UPD: Most of records (12779794/13087785) are "deleted" tls_r records from tls logging plugin.
Could this issue stem from the differential engine? In other words, RocksDB stores previous query results to calculate differentials for recent query results. However, let's imagine over a month period a query is constantly changed. Thus, RocksDB stores copies of past queries that don't reflect the current query in configuration. How does osquery purge cache data from months ago?
If anyone has a large DB directory, or one with many SST files, can you compress and email it to me [email protected]?
My goal is to understand if there is a fixable root cause to the unexpected growth and creation of these files.
@gbedoya Just to understand, does it happen with a new database (deleting the old osquery.db file) on 4.x?
~99% of the data produced from a 3.2 GB osquery.db from last year, during a month period, was related to a query using the _processes_ and _process_open_sockets_ tables. Further, this query was executed on a 5-15 min interval.
It's been a while, but I think the problem was either rocksdb usage for :
TLS logging to a central endpoint.
From SST files ...
'tls_r_1578230693_21233' seq:0, type:1 => {"name":"pack_process_open_sockets","hostIdentifier":"[...]","calendarTime":"Sun Jan 5 13:24:36 2020 UTC","unixTime":1578230676,"epoch":0,"counter":406,"config_hash":"6beac24247f41edc40fa0f54324eb627ff05a976","columns":{"local_address":"[...]","local_port":"[...]","path":"[...]},"action":"added"}
I left an instance running for a week configured to publish logs every 5s to a non-existent endpoint. I then pegged the box with process events for hours, which created about 50M of process events. Afterward the box remained more it less idle.

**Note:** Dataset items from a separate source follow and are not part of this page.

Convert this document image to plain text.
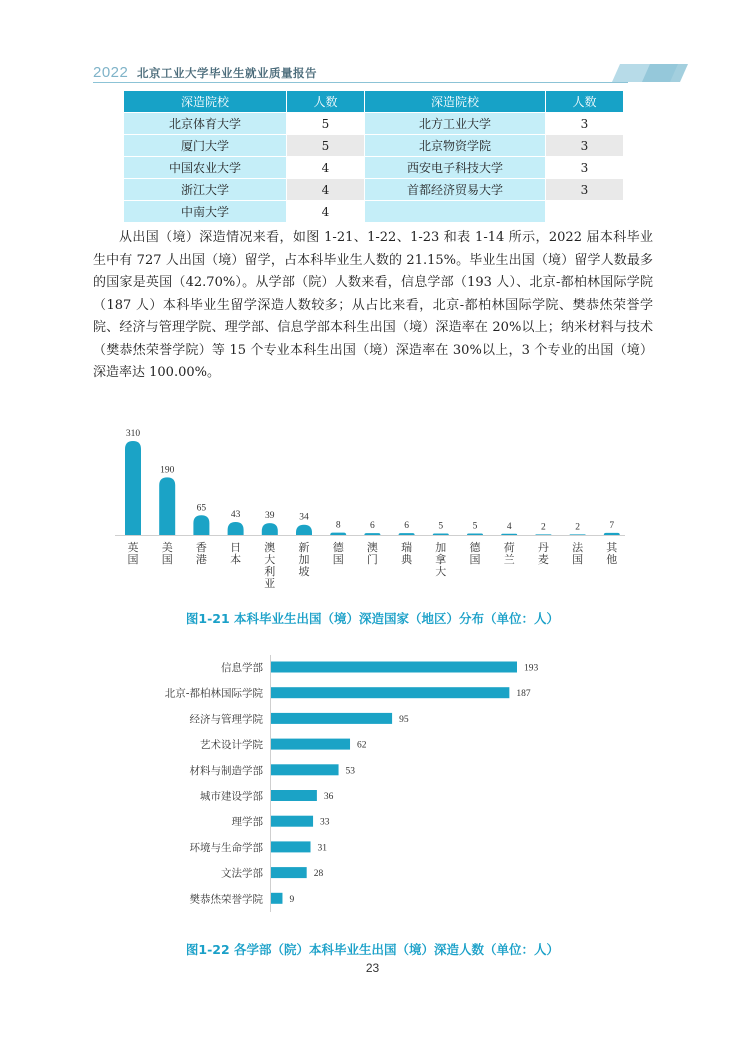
2022 北京工业大学毕业生就业质量报告
深造院校	人数	深造院校	人数
北京体育大学	5	北方工业大学	3
厦门大学	5	北京物资学院	3
中国农业大学	4	西安电子科技大学	3
浙江大学	4	首都经济贸易大学	3
中南大学	4		

从出国（境）深造情况来看，如图 1-21、1-22、1-23 和表 1-14 所示，2022 届本科毕业生中有 727 人出国（境）留学，占本科毕业生人数的 21.15%。毕业生出国（境）留学人数最多的国家是英国（42.70%）。从学部（院）人数来看，信息学部（193 人）、北京-都柏林国际学院（187 人）本科毕业生留学深造人数较多；从占比来看，北京-都柏林国际学院、樊恭烋荣誉学院、经济与管理学院、理学部、信息学部本科生出国（境）深造率在 20%以上；纳米材料与技术（樊恭烋荣誉学院）等 15 个专业本科生出国（境）深造率在 30%以上，3 个专业的出国（境）深造率达 100.00%。

310
英
国
190
美
国
65
香
港
43
日
本
39
澳
大
利
亚
34
新
加
坡
8
德
国
6
澳
门
6
瑞
典
5
加
拿
大
5
德
国
4
荷
兰
2
丹
麦
2
法
国
7
其
他
图1-21 本科毕业生出国（境）深造国家（地区）分布（单位：人）
信息学部	193
北京-都柏林国际学院	187
经济与管理学院	95
艺术设计学院	62
材料与制造学部	53
城市建设学部	36
理学部	33
环境与生命学部	31
文法学部	28
樊恭烋荣誉学院	9
图1-22 各学部（院）本科毕业生出国（境）深造人数（单位：人）
23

Results: 1567 SST files, 107MB of data total. Almost all of the SST files are 39,658B, and almost every file belongs to the logs database column family.
I think I have a fix https://github.com/osquery/osquery/pull/6606 and that should apply retroactively.
Then, with the merge of #6606 is this issue resolved?
Yes and 4.5.0 includes that fix.
Thanks @theopolis . Cloudflare will upgrade to v4.5.0 for this feature and ARM support.
Awesome, let me know on Slack if thereβs anything you need.